Sunday April 3rd, 1881, Scotland Census Return
At Service Street in Lennoxtown, another Enumerator licks another pencil and notes that Barbara and her brother George are both now calico printfield workers, Barbara having returned to work following the removal of the tumour from her brain two years previously. Since last we visited, two further children have been born to the Watsons and are both now at school. Barbara is fifteen. It has been two years since she first stepped through the doors of the Royal Infirmary. This young woman has been the making of William Macewen. Now and again, her fingers trace a route over the knotted scar tissue above her left eyebrow.
Friday, June 29th, 1883, the Royal Infirmary: extract from William Macewen’s journal
Since last wrote the patient has regularly visited the ward; and has continued in excellent health. A scar is slightly visible to the left of the forehead.
Wednesday April 27th, 1887, Deaths in the Parish of Campsie in the County of Stirling
A Mr Baird is the Registrar who witnesses Robert’s mark as he relays the circumstances of his daughter’s passing. Dr Miller has certified that the cause of death is chronic nephritis. The other entries on the page are both of young people. Sixteen-year-old Robert Strawbridge’s sister, Catherine, leaves her mark while recording his death from phthisis, an old word for a wasting disease such as tuberculosis. John Lee, a schoolmaster at Milton of Campsie, has sufficient education to lend his signature to the paper when telling of the peritonitis that has carried away his four-month-old son, who shared his name.

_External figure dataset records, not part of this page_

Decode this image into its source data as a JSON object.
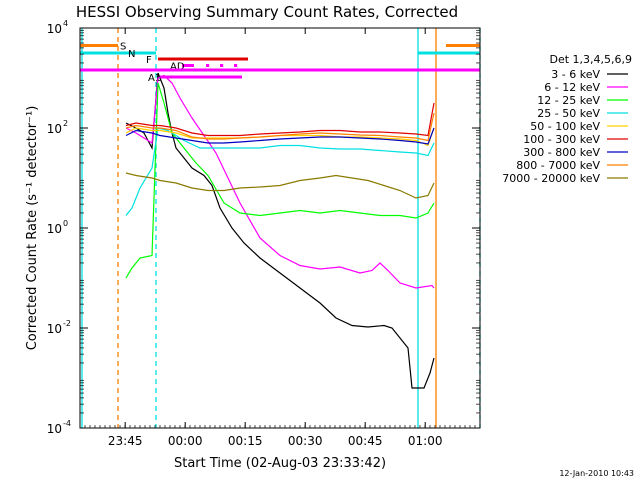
{
  "chart_data": {
    "type": "line",
    "title": "HESSI Observing Summary Count Rates, Corrected",
    "xlabel": "Start Time (02-Aug-03 23:33:42)",
    "ylabel": "Corrected Count Rate (s⁻¹ detector⁻¹)",
    "y_scale": "log",
    "ylim": [
      0.0001,
      10000
    ],
    "xlim_minutes": [
      0,
      100
    ],
    "x_ticks": [
      {
        "label": "23:45",
        "t": 11.3
      },
      {
        "label": "00:00",
        "t": 26.3
      },
      {
        "label": "00:15",
        "t": 41.3
      },
      {
        "label": "00:30",
        "t": 56.3
      },
      {
        "label": "00:45",
        "t": 71.3
      },
      {
        "label": "01:00",
        "t": 86.3
      }
    ],
    "y_ticks": [
      {
        "exp": -4,
        "label_base": "10",
        "label_exp": "-4"
      },
      {
        "exp": -2,
        "label_base": "10",
        "label_exp": "-2"
      },
      {
        "exp": 0,
        "label_base": "10",
        "label_exp": "0"
      },
      {
        "exp": 2,
        "label_base": "10",
        "label_exp": "2"
      },
      {
        "exp": 4,
        "label_base": "10",
        "label_exp": "4"
      }
    ],
    "legend_title": "Det 1,3,4,5,6,9",
    "legend_position": "right",
    "timestamp": "12-Jan-2010 10:43",
    "flag_bars": [
      {
        "label": "S",
        "color": "#ff8000",
        "segments": [
          [
            0,
            9.5
          ],
          [
            91.5,
            100
          ]
        ],
        "level": 3.65
      },
      {
        "label": "N",
        "color": "#00e0e0",
        "segments": [
          [
            0,
            19
          ],
          [
            84.5,
            100
          ]
        ],
        "level": 3.5
      },
      {
        "label": "F",
        "color": "#e00000",
        "segments": [
          [
            19.5,
            42
          ]
        ],
        "level": 3.38
      },
      {
        "label": "AD",
        "color": "#ff00ff",
        "segments": [
          [
            25.5,
            28.5
          ],
          [
            31.5,
            32.3
          ],
          [
            35,
            35.8
          ],
          [
            38.5,
            39.3
          ]
        ],
        "level": 3.25
      },
      {
        "label": "",
        "color": "#ff00ff",
        "segments": [
          [
            0,
            100
          ]
        ],
        "level": 3.16
      },
      {
        "label": "A1",
        "color": "#ff00ff",
        "segments": [
          [
            20,
            40.5
          ]
        ],
        "level": 3.02
      }
    ],
    "vertical_lines": [
      {
        "t": 0.5,
        "color": "#00e0e0",
        "style": "solid"
      },
      {
        "t": 9.5,
        "color": "#ff8000",
        "style": "dashed"
      },
      {
        "t": 19,
        "color": "#00e0e0",
        "style": "dashed"
      },
      {
        "t": 84.5,
        "color": "#00e0e0",
        "style": "solid"
      },
      {
        "t": 89,
        "color": "#ff8000",
        "style": "solid"
      },
      {
        "t": 100,
        "color": "#00e0e0",
        "style": "dashed"
      }
    ],
    "series": [
      {
        "name": "3 - 6 keV",
        "color": "#000000",
        "points": [
          [
            11.5,
            2.1
          ],
          [
            14,
            2.0
          ],
          [
            16,
            1.9
          ],
          [
            18,
            1.6
          ],
          [
            19.5,
            3.1
          ],
          [
            21,
            2.8
          ],
          [
            22,
            2.3
          ],
          [
            23,
            1.9
          ],
          [
            24,
            1.6
          ],
          [
            26,
            1.4
          ],
          [
            28,
            1.2
          ],
          [
            31,
            1.05
          ],
          [
            33,
            0.85
          ],
          [
            35,
            0.4
          ],
          [
            38,
            0
          ],
          [
            41,
            -0.3
          ],
          [
            45,
            -0.6
          ],
          [
            50,
            -0.9
          ],
          [
            55,
            -1.2
          ],
          [
            60,
            -1.5
          ],
          [
            64,
            -1.8
          ],
          [
            68,
            -1.95
          ],
          [
            72,
            -1.98
          ],
          [
            76,
            -1.95
          ],
          [
            78,
            -2.0
          ],
          [
            81,
            -2.3
          ],
          [
            82,
            -2.4
          ],
          [
            83,
            -3.2
          ],
          [
            86,
            -3.2
          ],
          [
            87.5,
            -2.9
          ],
          [
            88.5,
            -2.6
          ]
        ]
      },
      {
        "name": "6 - 12 keV",
        "color": "#ff00ff",
        "points": [
          [
            11.5,
            2.0
          ],
          [
            14,
            1.9
          ],
          [
            16,
            1.8
          ],
          [
            18,
            1.7
          ],
          [
            19.5,
            3.0
          ],
          [
            21,
            3.05
          ],
          [
            23,
            2.9
          ],
          [
            25,
            2.6
          ],
          [
            28,
            2.2
          ],
          [
            31,
            1.85
          ],
          [
            34,
            1.5
          ],
          [
            37,
            1.0
          ],
          [
            40,
            0.5
          ],
          [
            45,
            -0.2
          ],
          [
            50,
            -0.55
          ],
          [
            55,
            -0.75
          ],
          [
            60,
            -0.82
          ],
          [
            65,
            -0.78
          ],
          [
            70,
            -0.9
          ],
          [
            73,
            -0.85
          ],
          [
            75,
            -0.7
          ],
          [
            77,
            -0.85
          ],
          [
            80,
            -1.1
          ],
          [
            84,
            -1.2
          ],
          [
            88,
            -1.15
          ],
          [
            88.5,
            -1.2
          ]
        ]
      },
      {
        "name": "12 - 25 keV",
        "color": "#00ff00",
        "points": [
          [
            11.5,
            -1.0
          ],
          [
            13,
            -0.8
          ],
          [
            15,
            -0.6
          ],
          [
            18,
            -0.55
          ],
          [
            19.5,
            2.9
          ],
          [
            21,
            2.5
          ],
          [
            23,
            1.9
          ],
          [
            26,
            1.6
          ],
          [
            29,
            1.3
          ],
          [
            32,
            1.05
          ],
          [
            36,
            0.5
          ],
          [
            40,
            0.3
          ],
          [
            45,
            0.25
          ],
          [
            50,
            0.3
          ],
          [
            55,
            0.35
          ],
          [
            60,
            0.3
          ],
          [
            65,
            0.35
          ],
          [
            70,
            0.3
          ],
          [
            75,
            0.25
          ],
          [
            80,
            0.25
          ],
          [
            84,
            0.2
          ],
          [
            87,
            0.3
          ],
          [
            88.5,
            0.5
          ]
        ]
      },
      {
        "name": "25 - 50 keV",
        "color": "#00e0e0",
        "points": [
          [
            11.5,
            0.25
          ],
          [
            13,
            0.4
          ],
          [
            15,
            0.8
          ],
          [
            18,
            1.2
          ],
          [
            19.5,
            2.0
          ],
          [
            22,
            1.95
          ],
          [
            26,
            1.75
          ],
          [
            30,
            1.6
          ],
          [
            34,
            1.6
          ],
          [
            40,
            1.6
          ],
          [
            45,
            1.6
          ],
          [
            50,
            1.65
          ],
          [
            55,
            1.65
          ],
          [
            60,
            1.6
          ],
          [
            65,
            1.58
          ],
          [
            70,
            1.58
          ],
          [
            75,
            1.55
          ],
          [
            80,
            1.52
          ],
          [
            84,
            1.5
          ],
          [
            87,
            1.45
          ],
          [
            88.5,
            1.7
          ]
        ]
      },
      {
        "name": "50 - 100 keV",
        "color": "#ffd000",
        "points": [
          [
            11.5,
            1.9
          ],
          [
            14,
            2.0
          ],
          [
            18,
            1.95
          ],
          [
            20,
            1.95
          ],
          [
            24,
            1.9
          ],
          [
            28,
            1.8
          ],
          [
            32,
            1.8
          ],
          [
            36,
            1.8
          ],
          [
            40,
            1.8
          ],
          [
            45,
            1.82
          ],
          [
            50,
            1.85
          ],
          [
            55,
            1.85
          ],
          [
            60,
            1.85
          ],
          [
            65,
            1.82
          ],
          [
            70,
            1.82
          ],
          [
            75,
            1.8
          ],
          [
            80,
            1.78
          ],
          [
            84,
            1.75
          ],
          [
            87,
            1.65
          ],
          [
            88.5,
            2.0
          ]
        ]
      },
      {
        "name": "100 - 300 keV",
        "color": "#e00000",
        "points": [
          [
            11.5,
            2.05
          ],
          [
            14,
            2.1
          ],
          [
            18,
            2.05
          ],
          [
            20,
            2.05
          ],
          [
            24,
            2.0
          ],
          [
            28,
            1.9
          ],
          [
            32,
            1.85
          ],
          [
            36,
            1.85
          ],
          [
            40,
            1.85
          ],
          [
            45,
            1.88
          ],
          [
            50,
            1.9
          ],
          [
            55,
            1.92
          ],
          [
            60,
            1.95
          ],
          [
            65,
            1.95
          ],
          [
            70,
            1.92
          ],
          [
            75,
            1.92
          ],
          [
            80,
            1.9
          ],
          [
            84,
            1.88
          ],
          [
            87,
            1.85
          ],
          [
            88.5,
            2.5
          ]
        ]
      },
      {
        "name": "300 - 800 keV",
        "color": "#0000c0",
        "points": [
          [
            11.5,
            1.85
          ],
          [
            14,
            1.95
          ],
          [
            18,
            1.9
          ],
          [
            20,
            1.85
          ],
          [
            24,
            1.8
          ],
          [
            28,
            1.75
          ],
          [
            32,
            1.7
          ],
          [
            36,
            1.7
          ],
          [
            40,
            1.72
          ],
          [
            45,
            1.75
          ],
          [
            50,
            1.78
          ],
          [
            55,
            1.8
          ],
          [
            60,
            1.82
          ],
          [
            65,
            1.82
          ],
          [
            70,
            1.8
          ],
          [
            75,
            1.78
          ],
          [
            80,
            1.75
          ],
          [
            84,
            1.72
          ],
          [
            87,
            1.68
          ],
          [
            88.5,
            2.0
          ]
        ]
      },
      {
        "name": "800 - 7000 keV",
        "color": "#ff8000",
        "points": [
          [
            11.5,
            2.0
          ],
          [
            14,
            2.05
          ],
          [
            18,
            2.0
          ],
          [
            20,
            2.0
          ],
          [
            24,
            1.95
          ],
          [
            28,
            1.82
          ],
          [
            32,
            1.78
          ],
          [
            36,
            1.78
          ],
          [
            40,
            1.8
          ],
          [
            45,
            1.82
          ],
          [
            50,
            1.85
          ],
          [
            55,
            1.88
          ],
          [
            60,
            1.9
          ],
          [
            65,
            1.88
          ],
          [
            70,
            1.86
          ],
          [
            75,
            1.85
          ],
          [
            80,
            1.82
          ],
          [
            84,
            1.8
          ],
          [
            87,
            1.75
          ],
          [
            88.5,
            2.3
          ]
        ]
      },
      {
        "name": "7000 - 20000 keV",
        "color": "#8b7a00",
        "points": [
          [
            11.5,
            1.1
          ],
          [
            14,
            1.05
          ],
          [
            18,
            1.0
          ],
          [
            20,
            0.95
          ],
          [
            24,
            0.9
          ],
          [
            28,
            0.8
          ],
          [
            32,
            0.75
          ],
          [
            36,
            0.75
          ],
          [
            40,
            0.8
          ],
          [
            45,
            0.82
          ],
          [
            50,
            0.85
          ],
          [
            55,
            0.95
          ],
          [
            60,
            1.0
          ],
          [
            64,
            1.05
          ],
          [
            68,
            1.0
          ],
          [
            72,
            0.95
          ],
          [
            76,
            0.85
          ],
          [
            80,
            0.75
          ],
          [
            84,
            0.6
          ],
          [
            87,
            0.65
          ],
          [
            88.5,
            0.9
          ]
        ]
      }
    ]
  }
}
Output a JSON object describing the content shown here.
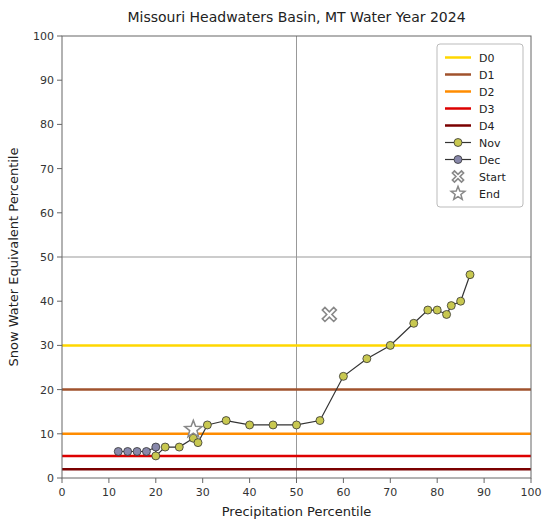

Barbara’s body finally succumbed to kidney failure at midday on a Tuesday. In the family home – a house with only one window – in what was known as Fleming’s Land on Service Street, Lennoxtown. She was twenty years old.
The image of Barbara above was captured by William Macewen himself. Macewen embraced photography, documenting his patients and their progress over the course of his long career. He used them initially as an aide memoire and, later, to demonstrate pioneering methods to his peers and a new generation of medical students.
Commentary
I found the account of William Macewen’s diagnosis and treatment of Barbara Watson fascinating. Not least because, on the final page, highly unusually for the period, there are some photographs of Barbara herself.
I felt an immediate connection with Barbara’s illness. Despite the best efforts and expertise of NHS staff, my own father died from an aggressive brain tumour in 2006, and I shared many conversations with him about his experience. I knew my dad would have been interested in the pioneering work done by Macewen and how that accumulation of knowledge and techniques impacted our own family over a century later.
I studied Barbara’s photograph and wanted to know more about this young woman, so I delved into other archives in search of her and found information in various places. The National Records of Scotland had her birth and death certificates, as well as the census returns on which she’s listed. Digitised maps, available online from the National Library of Scotland, let me see where she came from and understand how Lennoxtown had changed since Barbara lived there. I’m thankful to Janice Miller, Archivist at East Dunbartonshire Leisure & Culture, who trawled through local records on my behalf to find information about the Watson family’s lives and circumstances. In comparison to William Macewen, these people left only a few traces.
In the liminal spaces afforded by official documents, I caught glimpses of Barbara; on good days, it felt like the beginning of a conversation.